O Piá foi um projeto desenvolvido na Faculdade de Educação da USP entre os anos de 1997 e 2010. Ele foi uma iniciativa pensada por um grupo de estudantes de diversas unidades da Universidade de São Paulo e funcionava na Barra Funda, primeiro na casa Mário de Andrade e posteriormente no Clube Municipal Raul Tabajara. Seu principal objetivo era ser um lugar de reflexão e prática sobre diferentes perspectivas da educação relacionadas ao contexto econômico e socio-político em que o projeto estava inserido.
Entre os anos de 2010 e 2013 a pesquisadora Lígia Freire, que participou do Piá como educadora durante os anos de 2004 e 2008, sistematizou como foi sua experiência nessa iniciativa. A partir desse estudo ela desenvolveu sua dissertação de mestrado intitulada “Elementos para um educação popular infantil: a experiência do Piá”.
Apesar de ser uma experiência pequena e localizada, o projeto Piá merece destaque por ser um exemplo de uma proposta pedagógica diferente. Lígia comenta: “Não basta uma revolução no sentido de construir mais escolas e abrir mais vagas, isso é importante, mas a gente precisa de uma revolução pedagógica na educação” e complementa que “quando se trata da educação infantil, aqui no Brasil a situação é muito triste”.
As creches cumprem o papel de garantia ao acesso à educação para as crianças e direito ao trabalho das mulheres, o que é fundamental, porém no que se refere às práticas pedagógicas com as crianças, o país ainda precisa avançar muito.
Lígia destaca que inicialmente o projeto realizava atividades culturais e artísticas para crianças de idades entre 2 e 14 anos. Quando ele mudou da casa Mário de Andrade para o Clube Municipal Tabajara, a pesquisadora conta: “[A iniciativa] tomou uma decisão de trabalhar com a educação infantil, tratar mais profundamente as questões da infância”.

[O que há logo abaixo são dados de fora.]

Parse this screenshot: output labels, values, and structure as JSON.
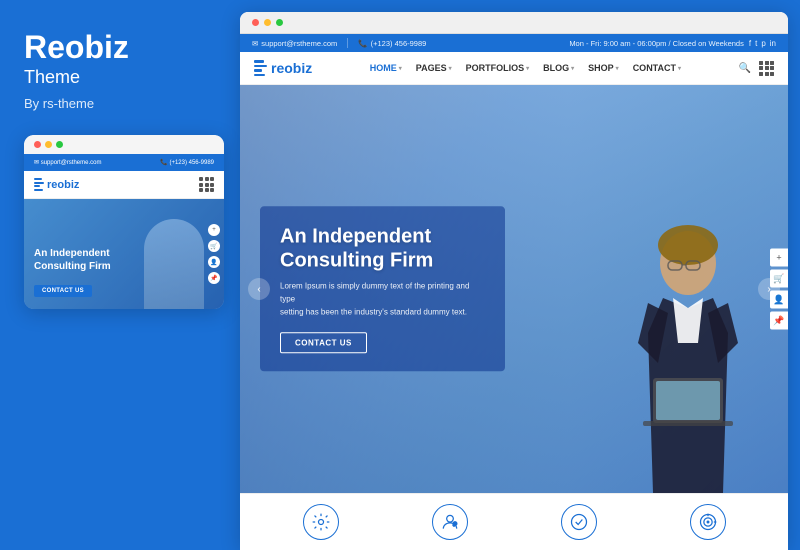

Eram realizadas diferentes atividades com as crianças, que propunham trabalhar questões culturais, linguagens artísticas e formação política das crianças. Outra característica importante do projeto era que havia um tempo livre reservado para a criança fazer o que quisesse: “Uma característica que era muito forte, era a valorização do tempo livre das crianças”. Nesse tempo, os educadores observavam as atividades da turma e pensavam a partir dos interesses demonstrados por eles atividades posteriores.
Também eram trabalhados a cada ano ou semestre temas de acordo com eixos temáticos, e Lígia comenta que esses temas se misturavam nas atividades livres e vice-versa: “As crianças se apropriavam dos temas e das dinâmicas, do conhecimento que elas adquiriam nas atividades para reproduzir nas suas brincadeiras, nesse tempo em que elas ficavam livres”.
A metologia empregada pela pesquisadora foi o levantamento bibliográfico para traçar esse histórico da educação popular e das concepções de infância. Para sistematizar a experiência do Piá, Lígia utilizou a análise de documentos produzidos durante o projeto e a entrevistas com educadores e com crianças que participaram do projeto, algumas já crescidas.
Segundo ela, “as falas das crianças são as que revelam mais do projeto” e completa “elas entendiam que tinha crianças com situações de vida melhores e outras nem tanto [...] elas sentiam isso com uma naturalidade, que só crianças poderiam”. Ela conta que nas entrevistas também foi possível perceber que os educandos e ex-educandos entrevistados sabiam distinguir que o Piá não era uma escola, tendo pretensões que iam além desse conceito, o que fazia com que eles gostassem daquele espaço.